[llvm-commits] X86 FastISel: Emit immediate call arguments locally to save stack size when compiling with -O0

Tue Aug 2 17:43:48 PDT 2011

On Tue, Aug 2, 2011 at 2:01 PM, Jakob Stoklund Olesen <stoklund at 2pi.dk> wrote:
>
> On Aug 2, 2011, at 12:55 PM, Ivan Krasin wrote:
>
>> Hi Jacob,
>>
>> On Mon, Aug 1, 2011 at 10:35 PM, Jakob Stoklund Olesen <stoklund at 2pi.dk> wrote:
>>>
>>> On Aug 1, 2011, at 2:13 PM, Ivan Krasin wrote:
>>>
>>> this patch fixes the FastISel stack allocation strategy issue described
>>> here:
>>> http://lists.cs.uiuc.edu/pipermail/llvmdev/2011-July/041452.html
>>> The solution is to emit immediate int arguments just before the call
>>> (instead of spilling them on stack at the beginning of the function)
>>>
>>> Thanks for working on this, Ivan.
>>> I don't think there is any reason to special-case function arguments. It is
>>> just as bad when fast-isel hoists the immediate in 'x+1'.
>>> I would prefer an approach that handled all immediates.
>> Thanks, it's a good point. I have tried to use double arguments as
>> immediates as well, but FastISel fails on them.
>> I think it also should be fixed, but I would prefer to make it in the next CL.
>
> Floating point constants are probably not important. They will be folded as constant pool loads most of the time, I expect.
>
> What I meant was, don't treat function arguments as a special case. You should handle all integer constants, whether they are used as function arguments or 'add' operands.
>
> Your patch doesn't work or this code, right?
>
>  f(y + 5);
>  f(x + 5);
>
> That '5' gets hoisted to the top of the block and spilled because of the first call.

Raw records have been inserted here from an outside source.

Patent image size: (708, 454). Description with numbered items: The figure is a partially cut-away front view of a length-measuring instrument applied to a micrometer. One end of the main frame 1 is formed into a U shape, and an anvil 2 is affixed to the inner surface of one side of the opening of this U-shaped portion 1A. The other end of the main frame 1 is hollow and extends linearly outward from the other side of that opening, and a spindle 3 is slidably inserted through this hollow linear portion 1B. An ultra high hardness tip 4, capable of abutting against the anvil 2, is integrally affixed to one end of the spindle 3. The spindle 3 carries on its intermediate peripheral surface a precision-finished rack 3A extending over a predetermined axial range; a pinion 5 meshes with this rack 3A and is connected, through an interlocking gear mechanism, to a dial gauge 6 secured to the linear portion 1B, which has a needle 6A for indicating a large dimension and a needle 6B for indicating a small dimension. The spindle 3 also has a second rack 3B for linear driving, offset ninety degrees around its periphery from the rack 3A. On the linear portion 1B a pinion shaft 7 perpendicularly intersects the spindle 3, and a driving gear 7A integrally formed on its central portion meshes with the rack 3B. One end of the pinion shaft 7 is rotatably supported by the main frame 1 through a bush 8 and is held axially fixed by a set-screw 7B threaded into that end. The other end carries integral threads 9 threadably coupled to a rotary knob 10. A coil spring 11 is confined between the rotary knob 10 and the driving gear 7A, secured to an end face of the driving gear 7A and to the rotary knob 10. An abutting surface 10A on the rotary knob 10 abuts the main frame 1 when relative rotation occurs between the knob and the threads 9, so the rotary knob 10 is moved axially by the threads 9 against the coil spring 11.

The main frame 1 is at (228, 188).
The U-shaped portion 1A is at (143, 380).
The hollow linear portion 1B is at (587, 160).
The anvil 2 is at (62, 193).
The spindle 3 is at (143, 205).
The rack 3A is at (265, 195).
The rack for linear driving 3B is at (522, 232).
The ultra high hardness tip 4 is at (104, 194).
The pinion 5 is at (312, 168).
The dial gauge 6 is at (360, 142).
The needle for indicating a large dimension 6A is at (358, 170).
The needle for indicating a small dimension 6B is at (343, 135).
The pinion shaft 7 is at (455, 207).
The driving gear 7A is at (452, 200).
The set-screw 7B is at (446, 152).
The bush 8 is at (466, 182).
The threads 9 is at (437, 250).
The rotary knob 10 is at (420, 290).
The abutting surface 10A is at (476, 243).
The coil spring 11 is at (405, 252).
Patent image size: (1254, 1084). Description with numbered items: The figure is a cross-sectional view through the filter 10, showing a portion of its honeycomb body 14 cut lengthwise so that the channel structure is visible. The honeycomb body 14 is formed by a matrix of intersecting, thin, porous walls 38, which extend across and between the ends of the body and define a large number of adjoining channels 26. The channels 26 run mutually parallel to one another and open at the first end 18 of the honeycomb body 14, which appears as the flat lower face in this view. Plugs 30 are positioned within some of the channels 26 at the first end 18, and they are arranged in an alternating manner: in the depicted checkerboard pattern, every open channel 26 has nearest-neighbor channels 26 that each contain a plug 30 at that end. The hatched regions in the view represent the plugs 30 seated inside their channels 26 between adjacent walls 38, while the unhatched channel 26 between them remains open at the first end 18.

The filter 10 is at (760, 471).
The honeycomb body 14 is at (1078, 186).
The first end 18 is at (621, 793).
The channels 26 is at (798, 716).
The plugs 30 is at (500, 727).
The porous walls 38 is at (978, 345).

It shouldn't.
>
> Here is how fast isel currently works: It emits instructions bottom-up. When it needs a constant, the code for the constant is emitted to the top of the block, and it makes a note that the constant is now in a virtual register. Further uses of that constant simply get the virtual register.
>
> Here is what you should do: When you need a constant, don't emit the code immediately, but do allocate a virtual register and make a note that the constant needs to be materialized. Whenever you are about to emit a call, materialize all the pending constants. Then insert the call instruction.
>
> That way, virtual registers holding constants will never cross a call instruction, so they won't get spilled (much).
OK, I've got your point and I like it.

>
> For patches like this, please provide measurements of code size and compile time as well.
I agree that metrics are the key to optimizing the code. Here is my
metrics: time and stack used.

/usr/bin/time -f '%U' Release/bin/llc jsinterp.bc -march=x86-64 -O0
0.42

I calculate the amount of stack needed (thx to Rafael for the
suggestion) with the following script:

krasin at krasin$ cat calc_stack.sh
#!/bin/sh

ASM_FILE=$1

(

cat $ASM_FILE | grep "sub.*, %rsp" | sed 's/.*\$\([0-9]*\),.*/\1/' |
awk '{s+=$1} END {print s}'
for i in {1..8}
do
cat $ASM_FILE | grep push | wc -l
done

) | awk '{s+=$1} END {print s}'

Basically, it greps all subtractions from rsp and sums them + 8 * count(pushq).

The example:
./calc_stack.sh ./jsinterp.s
28272

Of course, I will run the test several times to get the median value
and also I need more bitcode files to test than just the example from
Rafael.
(I would be glad to get a suggestion here. By default, I will use
bitcode files from Chromium)

Jakob, are you fine with the proposed metrics?

Ivan

>
> Thanks,
> /jakob
>
>